Key points to consider when managing GI bleeding include:

  • The importance of prompt initiation of vasoactive therapy, antibiotics, and endoscopic treatment
  • The potential risks and benefits of correcting haemostatic abnormalities, such as thrombocytopenia or coagulopathy
  • The need for a comprehensive approach to GI bleeding management, including supportive care and monitoring for potential complications.

From the Research

Effectiveness of Tranexamic Acid in GI Bleeding

  • Tranexamic acid (TXA) has been shown to reduce the rates of continued bleeding, urgent endoscopic intervention, and mortality in patients with upper gastrointestinal bleeding 2.
  • A double-blind randomized controlled trial found that early intravenous and/or intravenous plus topical administration of TXA reduces the need for urgent endoscopy for acute gastrointestinal bleeding 3.
  • The HALT-IT trial aims to provide reliable evidence about the effects of TXA in acute upper and lower GI bleeding, with primary outcomes including death due to bleeding within 5 days of randomization and secondary outcomes such as rebleeding and thromboembolic events 4.

Upper GI Bleeding

  • A systematic review of randomized trials on TXA for upper gastrointestinal bleeding found that TXA may reduce all-cause mortality, but additional evidence is needed before treatment recommendations can be made 5.
  • Another study found that TXA significantly reduced the rates of continued bleeding, urgent endoscopic intervention, and mortality in patients with upper gastrointestinal bleeding 2.

Lower GI Bleeding

  • A double-blind prospective randomized controlled trial found that intravenous TXA has no significant effect on blood requirement in patients with lower GI bleeding 6.
  • The HALT-IT trial also aims to investigate the effects of TXA on lower GI bleeding, but the results are not yet available 4.

Key Findings

  • TXA may be effective in reducing bleeding and mortality in upper GI bleeding, but its effects on lower GI bleeding are unclear 2, 3, 6.
  • Further research is needed to fully understand the effects of TXA in GI bleeding and to determine its potential as a treatment option 4, 5.

Professional Medical Disclaimer

This information is intended for healthcare professionals.

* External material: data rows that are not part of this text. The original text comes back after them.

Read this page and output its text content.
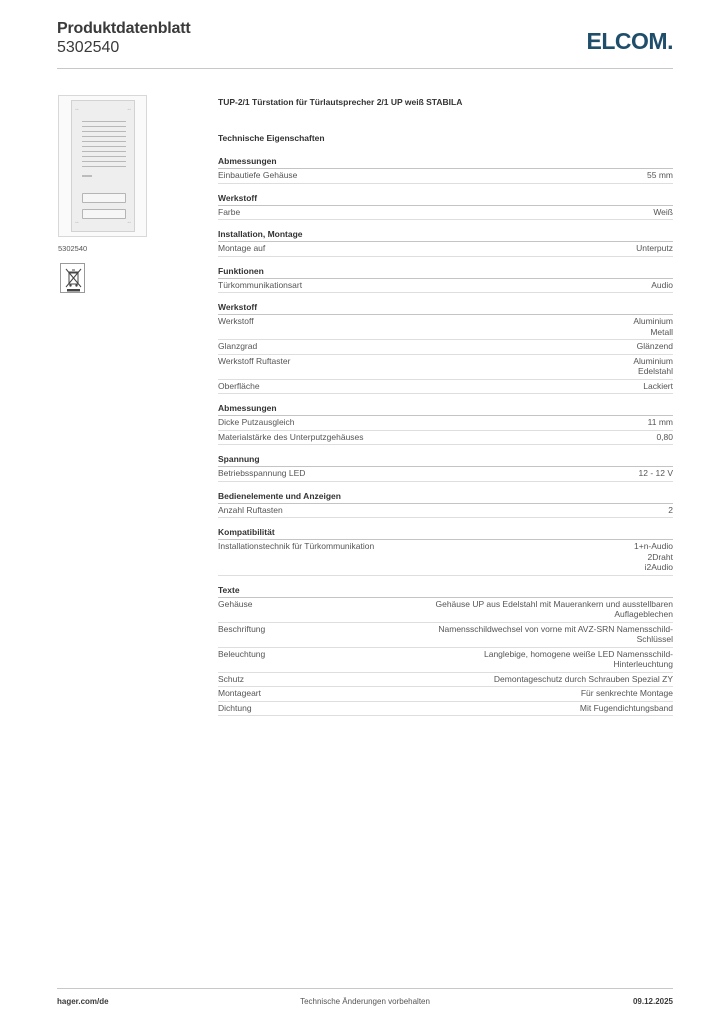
Produktdatenblatt
5302540	ELCOM.
◦◦	◦◦
◦◦	◦◦
5302540
TUP-2/1 Türstation für Türlautsprecher 2/1 UP weiß STABILA
Technische Eigenschaften
Abmessungen
Einbautiefe Gehäuse	55 mm
Werkstoff
Farbe	Weiß
Installation, Montage
Montage auf	Unterputz
Funktionen
Türkommunikationsart	Audio
Werkstoff
Werkstoff	Aluminium
Metall
Glanzgrad	Glänzend
Werkstoff Ruftaster	Aluminium
Edelstahl
Oberfläche	Lackiert
Abmessungen
Dicke Putzausgleich	11 mm
Materialstärke des Unterputzgehäuses	0,80
Spannung
Betriebsspannung LED	12 - 12 V
Bedienelemente und Anzeigen
Anzahl Ruftasten	2
Kompatibilität
Installationstechnik für Türkommunikation	1+n-Audio
2Draht
i2Audio
Texte
Gehäuse	Gehäuse UP aus Edelstahl mit Mauerankern und ausstellbaren
Auflageblechen
Beschriftung	Namensschildwechsel von vorne mit AVZ-SRN Namensschild-
Schlüssel
Beleuchtung	Langlebige, homogene weiße LED Namensschild-
Hinterleuchtung
Schutz	Demontageschutz durch Schrauben Spezial ZY
Montageart	Für senkrechte Montage
Dichtung	Mit Fugendichtungsband
hager.com/de	Technische Änderungen vorbehalten	09.12.2025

Any medical decision-making should rely on clinical judgment and independently verified information. The content provided herein does not replace professional discretion and should be considered supplementary to established clinical guidelines. Healthcare providers should verify all information against primary literature and current practice standards before application in patient care. Dr.Oracle assumes no liability for clinical decisions based on this content.